でもさ。英語はただの記号であり、道具だ。世界が聞きたいのは、お前という人間しか持っていないオリジナルのアイデアであったり、個性的な考えなんだよ。

自分の英語のデコボコさなんて気にするな。カレーに入れるジャガイモの形が歪んでいるからって、文句を言う奴がいるか? 誰も気にしない。味が全てだ。徹底的に煮込め。インド人もビックリのお前だけの英語を、世界に向けて放て。

完璧な英語なんてAIにくれてやる。
血の通った、不器用で、たどたどしくて、だけど気持ちだけが100歩くらい先走ってしまった英語を話そう。それで馬鹿にしてくる奴がいたら、それはそいつが愚かなだけだ。馬鹿な私たちは、馬鹿馬鹿しいくらい愚直に、だけど亀の歩みのようにしっかりと前へ進めばいい。

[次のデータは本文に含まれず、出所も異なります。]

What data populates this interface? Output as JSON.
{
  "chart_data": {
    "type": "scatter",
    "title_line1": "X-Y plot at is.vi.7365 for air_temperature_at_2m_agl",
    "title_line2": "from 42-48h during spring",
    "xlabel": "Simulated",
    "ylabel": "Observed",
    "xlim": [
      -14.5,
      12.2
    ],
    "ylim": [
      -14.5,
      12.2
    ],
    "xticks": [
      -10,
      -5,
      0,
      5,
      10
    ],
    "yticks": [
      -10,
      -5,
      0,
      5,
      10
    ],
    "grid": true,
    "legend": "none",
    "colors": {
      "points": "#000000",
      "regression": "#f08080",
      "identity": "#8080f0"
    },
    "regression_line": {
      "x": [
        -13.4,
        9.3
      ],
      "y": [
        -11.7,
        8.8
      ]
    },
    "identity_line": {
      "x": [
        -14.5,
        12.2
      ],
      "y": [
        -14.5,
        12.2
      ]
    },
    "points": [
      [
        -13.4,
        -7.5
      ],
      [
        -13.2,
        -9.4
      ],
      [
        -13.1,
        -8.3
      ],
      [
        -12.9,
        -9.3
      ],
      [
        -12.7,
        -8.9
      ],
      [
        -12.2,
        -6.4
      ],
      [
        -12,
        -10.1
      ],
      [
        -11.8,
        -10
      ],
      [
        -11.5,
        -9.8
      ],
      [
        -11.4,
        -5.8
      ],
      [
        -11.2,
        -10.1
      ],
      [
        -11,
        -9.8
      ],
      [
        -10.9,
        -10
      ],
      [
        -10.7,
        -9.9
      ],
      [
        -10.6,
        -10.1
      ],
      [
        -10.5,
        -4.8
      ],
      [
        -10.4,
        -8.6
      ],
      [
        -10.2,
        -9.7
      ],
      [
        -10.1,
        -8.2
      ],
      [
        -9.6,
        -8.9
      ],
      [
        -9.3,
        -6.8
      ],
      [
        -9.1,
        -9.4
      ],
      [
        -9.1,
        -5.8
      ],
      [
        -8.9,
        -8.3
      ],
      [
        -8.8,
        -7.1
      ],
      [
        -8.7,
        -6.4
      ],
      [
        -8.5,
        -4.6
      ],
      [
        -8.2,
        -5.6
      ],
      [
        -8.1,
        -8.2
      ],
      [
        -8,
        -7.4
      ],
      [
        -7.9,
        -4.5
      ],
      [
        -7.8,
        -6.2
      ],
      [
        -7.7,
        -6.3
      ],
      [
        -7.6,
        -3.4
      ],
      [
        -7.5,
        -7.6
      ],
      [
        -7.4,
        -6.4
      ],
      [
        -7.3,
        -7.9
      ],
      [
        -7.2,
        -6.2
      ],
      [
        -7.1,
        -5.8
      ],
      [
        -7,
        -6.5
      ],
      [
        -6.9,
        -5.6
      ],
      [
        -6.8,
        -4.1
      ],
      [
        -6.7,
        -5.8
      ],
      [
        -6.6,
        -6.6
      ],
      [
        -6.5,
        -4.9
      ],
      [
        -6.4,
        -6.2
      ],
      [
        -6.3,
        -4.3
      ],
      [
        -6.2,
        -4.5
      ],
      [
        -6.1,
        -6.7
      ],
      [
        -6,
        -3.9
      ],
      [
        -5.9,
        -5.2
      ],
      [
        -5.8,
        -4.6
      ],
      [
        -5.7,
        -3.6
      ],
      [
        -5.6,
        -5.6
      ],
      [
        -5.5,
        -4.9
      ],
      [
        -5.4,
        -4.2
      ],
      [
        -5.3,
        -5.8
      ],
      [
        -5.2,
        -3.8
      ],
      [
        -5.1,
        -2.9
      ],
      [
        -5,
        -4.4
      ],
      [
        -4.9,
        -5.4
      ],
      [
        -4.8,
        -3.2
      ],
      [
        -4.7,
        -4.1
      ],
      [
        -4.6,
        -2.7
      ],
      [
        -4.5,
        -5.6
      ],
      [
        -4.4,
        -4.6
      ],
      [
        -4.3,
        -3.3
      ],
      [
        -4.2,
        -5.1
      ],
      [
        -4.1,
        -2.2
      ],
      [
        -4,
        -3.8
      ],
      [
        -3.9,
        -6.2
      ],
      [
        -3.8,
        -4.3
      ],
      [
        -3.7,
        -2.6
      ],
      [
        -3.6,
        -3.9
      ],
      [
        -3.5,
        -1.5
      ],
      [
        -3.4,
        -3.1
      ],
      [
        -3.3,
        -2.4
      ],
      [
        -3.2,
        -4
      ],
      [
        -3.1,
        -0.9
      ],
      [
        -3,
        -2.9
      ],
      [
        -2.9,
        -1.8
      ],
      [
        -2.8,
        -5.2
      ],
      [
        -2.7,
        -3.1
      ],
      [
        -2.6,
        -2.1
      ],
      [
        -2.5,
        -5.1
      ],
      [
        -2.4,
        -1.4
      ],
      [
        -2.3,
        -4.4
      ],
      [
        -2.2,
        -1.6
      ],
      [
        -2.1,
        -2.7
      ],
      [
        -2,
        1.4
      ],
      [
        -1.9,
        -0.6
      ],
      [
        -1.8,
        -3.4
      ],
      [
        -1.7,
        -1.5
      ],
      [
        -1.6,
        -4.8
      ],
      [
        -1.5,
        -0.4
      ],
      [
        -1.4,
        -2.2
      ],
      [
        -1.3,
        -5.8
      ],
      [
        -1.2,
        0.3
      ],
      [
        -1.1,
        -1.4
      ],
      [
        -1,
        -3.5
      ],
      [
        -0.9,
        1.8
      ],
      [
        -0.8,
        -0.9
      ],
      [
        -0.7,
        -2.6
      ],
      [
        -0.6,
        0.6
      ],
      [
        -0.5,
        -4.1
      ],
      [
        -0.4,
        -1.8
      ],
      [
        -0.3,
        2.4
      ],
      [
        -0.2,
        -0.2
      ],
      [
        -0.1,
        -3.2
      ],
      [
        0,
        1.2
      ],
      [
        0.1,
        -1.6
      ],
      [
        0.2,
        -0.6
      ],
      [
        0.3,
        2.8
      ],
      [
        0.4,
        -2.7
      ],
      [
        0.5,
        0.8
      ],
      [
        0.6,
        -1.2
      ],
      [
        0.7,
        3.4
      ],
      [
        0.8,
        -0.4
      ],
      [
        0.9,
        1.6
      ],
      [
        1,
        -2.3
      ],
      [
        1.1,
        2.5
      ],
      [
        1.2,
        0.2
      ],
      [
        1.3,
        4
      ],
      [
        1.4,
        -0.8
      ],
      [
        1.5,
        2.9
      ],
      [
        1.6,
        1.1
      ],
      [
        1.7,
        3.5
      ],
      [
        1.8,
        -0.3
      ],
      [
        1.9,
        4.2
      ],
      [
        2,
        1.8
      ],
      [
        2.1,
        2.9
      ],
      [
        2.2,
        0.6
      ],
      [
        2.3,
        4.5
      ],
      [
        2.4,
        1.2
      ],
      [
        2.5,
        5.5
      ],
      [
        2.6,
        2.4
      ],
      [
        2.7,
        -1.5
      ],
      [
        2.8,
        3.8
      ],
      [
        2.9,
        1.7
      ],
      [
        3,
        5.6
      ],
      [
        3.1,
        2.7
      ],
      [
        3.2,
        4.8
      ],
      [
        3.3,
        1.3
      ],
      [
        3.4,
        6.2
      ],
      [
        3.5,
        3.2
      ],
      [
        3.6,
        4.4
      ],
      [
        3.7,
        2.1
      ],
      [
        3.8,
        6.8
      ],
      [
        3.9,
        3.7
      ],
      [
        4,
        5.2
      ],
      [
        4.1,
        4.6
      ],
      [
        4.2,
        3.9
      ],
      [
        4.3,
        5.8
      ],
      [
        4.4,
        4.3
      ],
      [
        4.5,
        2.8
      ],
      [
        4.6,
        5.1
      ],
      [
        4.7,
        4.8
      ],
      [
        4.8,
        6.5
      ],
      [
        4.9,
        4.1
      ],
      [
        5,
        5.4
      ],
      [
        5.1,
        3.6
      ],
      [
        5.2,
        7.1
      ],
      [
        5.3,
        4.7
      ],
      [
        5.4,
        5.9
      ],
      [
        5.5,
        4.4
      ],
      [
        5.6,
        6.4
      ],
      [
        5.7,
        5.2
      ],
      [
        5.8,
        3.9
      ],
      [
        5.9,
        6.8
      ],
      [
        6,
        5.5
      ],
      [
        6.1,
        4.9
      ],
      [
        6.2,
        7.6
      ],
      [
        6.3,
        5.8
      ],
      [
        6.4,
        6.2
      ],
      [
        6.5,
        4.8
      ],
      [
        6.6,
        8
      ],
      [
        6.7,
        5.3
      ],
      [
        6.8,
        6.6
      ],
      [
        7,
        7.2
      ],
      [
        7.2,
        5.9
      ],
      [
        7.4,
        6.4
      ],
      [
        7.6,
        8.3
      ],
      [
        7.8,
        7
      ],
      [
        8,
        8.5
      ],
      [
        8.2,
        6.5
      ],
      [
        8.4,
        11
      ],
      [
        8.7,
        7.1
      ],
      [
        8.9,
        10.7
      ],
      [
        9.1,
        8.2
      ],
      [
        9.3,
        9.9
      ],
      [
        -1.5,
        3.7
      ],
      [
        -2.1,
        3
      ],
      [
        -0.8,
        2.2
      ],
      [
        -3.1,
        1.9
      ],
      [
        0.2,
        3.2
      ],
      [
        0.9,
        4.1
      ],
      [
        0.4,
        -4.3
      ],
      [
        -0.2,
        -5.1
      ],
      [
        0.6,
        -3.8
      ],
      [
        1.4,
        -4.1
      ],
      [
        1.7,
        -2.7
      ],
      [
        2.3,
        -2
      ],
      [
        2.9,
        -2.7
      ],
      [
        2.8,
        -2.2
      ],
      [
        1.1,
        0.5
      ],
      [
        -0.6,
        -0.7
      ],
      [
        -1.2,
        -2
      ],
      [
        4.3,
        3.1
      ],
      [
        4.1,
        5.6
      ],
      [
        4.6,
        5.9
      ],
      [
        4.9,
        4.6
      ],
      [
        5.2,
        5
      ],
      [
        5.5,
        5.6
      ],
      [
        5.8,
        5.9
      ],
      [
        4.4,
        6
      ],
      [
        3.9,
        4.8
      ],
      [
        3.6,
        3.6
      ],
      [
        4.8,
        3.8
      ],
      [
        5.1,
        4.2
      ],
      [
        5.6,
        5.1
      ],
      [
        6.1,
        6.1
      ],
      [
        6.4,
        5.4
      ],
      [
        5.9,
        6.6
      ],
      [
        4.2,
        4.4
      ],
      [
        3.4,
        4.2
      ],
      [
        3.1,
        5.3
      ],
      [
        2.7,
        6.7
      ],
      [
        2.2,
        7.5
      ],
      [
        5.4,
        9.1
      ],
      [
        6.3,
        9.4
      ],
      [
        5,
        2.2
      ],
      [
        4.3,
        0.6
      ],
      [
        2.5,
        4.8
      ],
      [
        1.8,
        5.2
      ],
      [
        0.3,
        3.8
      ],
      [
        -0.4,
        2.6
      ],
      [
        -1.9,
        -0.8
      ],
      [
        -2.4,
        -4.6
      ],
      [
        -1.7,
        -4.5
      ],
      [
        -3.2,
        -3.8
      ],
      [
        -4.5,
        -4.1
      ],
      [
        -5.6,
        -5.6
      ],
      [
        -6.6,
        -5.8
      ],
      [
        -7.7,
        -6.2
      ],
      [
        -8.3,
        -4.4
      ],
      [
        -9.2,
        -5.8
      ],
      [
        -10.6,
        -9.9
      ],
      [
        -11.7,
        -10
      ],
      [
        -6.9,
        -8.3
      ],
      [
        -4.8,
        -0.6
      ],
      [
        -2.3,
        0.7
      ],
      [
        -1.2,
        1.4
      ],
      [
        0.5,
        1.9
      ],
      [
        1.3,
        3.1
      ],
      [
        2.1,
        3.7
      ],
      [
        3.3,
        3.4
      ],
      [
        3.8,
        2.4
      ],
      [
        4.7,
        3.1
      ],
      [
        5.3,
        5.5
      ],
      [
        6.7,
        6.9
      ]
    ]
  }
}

「愚妻」とか「つまらないものですが」とか、謙遜するのが美徳とされるのが、この国だ。でも英語ではさ、もう自分を蔑むのはやめよう。お前の英語は美しい。完璧な英語なんてつまらない。不完全だから、魂のこもった言葉を放つことが出来る。着飾らずに、気取らずに、腹の底から思っている言葉が聞きたい。

冷笑する奴らは、一生変わらない。観客席からガヤ飛ばして戦っている気になっている人間のことなんか気にするな。俺たちは、自分の足でピッチに立って試合をする。派手にすっ転んで、できた瘡蓋は、エレベーターみたいな人生送っている奴らには、死んでも手に入らない宝石だ。

洞窟の天井をつたわり岩に垂れ落ちる水滴のように。
いつかその努力は、頑固な岩壁をも貫通する日が訪れる。
最後の一滴は、今日かもしれないし、数年後かもしれない。
それまでただ、続けるだけでいいんだから簡単だ。